What did they get wrong (or right)?
They got the core pharmacology right. The characterization of every-two-to-three-week injections as suboptimal is defensible and, frankly, reflects a widely held view among endocrinologists and urologists who work with testosterone regularly. The Endocrine Society's clinical practice guidelines (Bhasin et al., 2018, Journal of Clinical Endocrinology and Metabolism) do not mandate weekly injections, but they do acknowledge that longer intervals lead to greater serum level fluctuations.

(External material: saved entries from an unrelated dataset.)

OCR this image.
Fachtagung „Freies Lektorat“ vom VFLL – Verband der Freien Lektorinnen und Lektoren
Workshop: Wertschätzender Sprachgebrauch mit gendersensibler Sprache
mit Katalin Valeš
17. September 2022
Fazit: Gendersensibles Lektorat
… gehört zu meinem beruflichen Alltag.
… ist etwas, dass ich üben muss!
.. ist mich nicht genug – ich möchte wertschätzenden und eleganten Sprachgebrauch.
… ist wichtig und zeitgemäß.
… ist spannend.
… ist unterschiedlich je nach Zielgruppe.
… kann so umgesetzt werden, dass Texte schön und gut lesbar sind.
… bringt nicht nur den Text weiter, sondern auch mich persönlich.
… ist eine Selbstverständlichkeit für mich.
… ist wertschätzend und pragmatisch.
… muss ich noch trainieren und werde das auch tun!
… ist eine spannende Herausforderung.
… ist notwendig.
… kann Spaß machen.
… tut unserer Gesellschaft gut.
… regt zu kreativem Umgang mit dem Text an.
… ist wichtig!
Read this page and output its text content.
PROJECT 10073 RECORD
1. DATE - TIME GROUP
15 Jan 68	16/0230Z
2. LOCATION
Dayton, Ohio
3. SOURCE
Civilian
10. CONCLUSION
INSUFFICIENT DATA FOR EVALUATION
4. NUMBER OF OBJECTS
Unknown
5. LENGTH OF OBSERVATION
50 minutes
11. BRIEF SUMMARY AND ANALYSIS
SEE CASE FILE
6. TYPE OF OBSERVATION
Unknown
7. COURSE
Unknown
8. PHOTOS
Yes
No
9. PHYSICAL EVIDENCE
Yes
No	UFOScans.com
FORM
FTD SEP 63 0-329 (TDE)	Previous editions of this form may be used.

Where the creator oversimplifies: saying patients on two-to-three-week schedules are "not being properly or adequately treated" is a strong claim. There are patient populations, particularly older men or those with certain comorbidities, where less frequent dosing may be intentional and clinically appropriate. Some physicians also use longer-acting esters or formulations that legitimately change the dosing calculus. The claim works as a general heuristic but should not be treated as a universal diagnostic of poor care.
The 10cc bottle duration estimate (10 to 14 weeks) depends entirely on the concentration of the vial and the prescribed dose, neither of which was specified. That math only works at specific dose ranges and is not portable to all patients.
What should you actually know?
If you are considering TRT or are already on it, dosing frequency is a real and underappreciated part of how well you respond. It is not just about total dose. Testosterone cypionate's half-life means the interval between injections directly affects how stable your levels are, and unstable levels are the most common reason men report feeling inconsistent benefits from therapy.
That said, the right protocol depends on your labs, your symptoms, your lifestyle, and your prescriber's judgment. A physician who uses a two-to-three-week schedule is not automatically incompetent. They may have clinical reasons, or they may be following older institutional protocols. The appropriate response is to ask your provider why that interval was chosen and what your trough levels look like before your next injection.
Twice-weekly injections are not fringe. If you notice mood or energy dips in the days before your next injection, that is a pharmacokinetics problem, not a willpower problem, and it is worth discussing with whoever manages your care.
- Testosterone cypionate has an approximate half-life of 8 days, meaning levels drop meaningfully within a week of injection.
- Every-two-to-three-week intervals are associated with more pronounced peak-and-trough symptom swings based on pharmacokinetic data.
- Twice-weekly dosing has clinical support for patients who experience noticeable fluctuations on weekly protocols.
- No single dosing schedule is universally correct. Individual response, labs, and comorbidities all factor in.